The results showed that the tumor weights were less in both the high and low dose groups of AClMDYPZ than in the model group 2 weeks after administration (fig. 6). The differences are all statistically significant (P < 0.05-0.01). Both the AClMDYPZ high and low dose groups had higher tumor inhibition rates, with the high dose group being higher than the lower dose group (table 2).

TABLE 2 influence of ACLMDYPZ on tumor weight and tumor suppression Rate in HepG2 tumor-bearing mice

(Note: P <0.05, P <0.01) compared to model group)

The foregoing is only a preferred embodiment of the present invention, and it should be noted that, for those skilled in the art, various modifications and decorations can be made without departing from the principle of the present invention, and these modifications and decorations should also be regarded as the protection scope of the present invention.

Claims

1. An analog, AClMDYPZ, of the NAT10 inhibitor Remodelin, wherein the structural formula of the AClMDYPZ is shown in formula I;

2. the AClMDYPZ of claim 1, wherein the Compound CID of the AClMDYPZ is 2845182, and the chemical formula is C₁₉H₁₉N₃S, molecular weight 321.442 g/mol.

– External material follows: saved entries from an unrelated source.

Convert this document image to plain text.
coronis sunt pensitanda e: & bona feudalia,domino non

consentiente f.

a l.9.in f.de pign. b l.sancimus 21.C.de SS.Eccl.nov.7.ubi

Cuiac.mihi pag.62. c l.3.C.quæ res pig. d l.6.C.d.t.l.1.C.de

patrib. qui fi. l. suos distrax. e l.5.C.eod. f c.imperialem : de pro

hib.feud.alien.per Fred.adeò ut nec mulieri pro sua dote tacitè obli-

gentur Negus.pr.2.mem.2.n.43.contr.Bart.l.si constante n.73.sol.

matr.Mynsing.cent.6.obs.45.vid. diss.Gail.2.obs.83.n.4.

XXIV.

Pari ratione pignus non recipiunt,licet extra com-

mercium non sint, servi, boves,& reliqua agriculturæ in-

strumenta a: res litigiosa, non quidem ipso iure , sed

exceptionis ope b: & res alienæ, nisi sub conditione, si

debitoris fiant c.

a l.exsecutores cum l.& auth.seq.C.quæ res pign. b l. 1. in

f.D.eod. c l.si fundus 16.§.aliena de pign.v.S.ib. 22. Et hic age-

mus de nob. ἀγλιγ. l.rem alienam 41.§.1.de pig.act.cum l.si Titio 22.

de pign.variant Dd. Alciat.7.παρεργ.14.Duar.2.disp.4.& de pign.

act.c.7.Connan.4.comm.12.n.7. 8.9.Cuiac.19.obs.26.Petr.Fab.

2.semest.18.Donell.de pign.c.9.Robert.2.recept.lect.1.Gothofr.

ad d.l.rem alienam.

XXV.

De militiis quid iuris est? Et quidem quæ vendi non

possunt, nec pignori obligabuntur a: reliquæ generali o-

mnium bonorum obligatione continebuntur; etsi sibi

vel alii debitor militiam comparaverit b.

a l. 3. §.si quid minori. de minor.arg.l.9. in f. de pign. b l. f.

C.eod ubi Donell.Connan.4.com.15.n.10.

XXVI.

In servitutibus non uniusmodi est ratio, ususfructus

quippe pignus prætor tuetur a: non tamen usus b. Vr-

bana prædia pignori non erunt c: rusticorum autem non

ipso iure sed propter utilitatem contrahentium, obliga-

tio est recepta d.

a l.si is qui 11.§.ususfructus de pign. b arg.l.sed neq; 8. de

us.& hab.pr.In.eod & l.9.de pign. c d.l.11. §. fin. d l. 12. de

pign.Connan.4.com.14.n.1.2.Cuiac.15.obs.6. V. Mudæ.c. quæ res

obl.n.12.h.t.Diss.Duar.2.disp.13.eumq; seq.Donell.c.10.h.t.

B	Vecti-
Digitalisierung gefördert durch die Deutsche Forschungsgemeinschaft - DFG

3. The use of the AclMDYPZ of claim 1 or 2 in the preparation of a medicament for inhibiting gastric cancer cell proliferation and promoting gastric cancer cell apoptosis.

4. Use of the AClMDYPZ of claim 1 or 2 for the manufacture of a medicament for the treatment of gastric cancer.

5. A drug for inhibiting the proliferation and promoting the apoptosis of gastric cancer cells, wherein the active ingredient of the drug comprises the AclMDYPZ of claim 1 or 2.

6. A medicament for treating gastric cancer, which comprises the AClMDYPZ according to claim 1 or 2 as an active ingredient.

7. The medicament of claim 5 or 6, wherein the medicament further comprises pharmaceutically acceptable auxiliary materials.

8. The drug of claim 5 or 6, wherein the active ingredient of the drug is capable of reducing the expression of anti-apoptotic protein Bcl-2mRNA, increasing the content of pro-apoptotic protein Caspase-3, 9 and increasing the expression of Bax mRNA.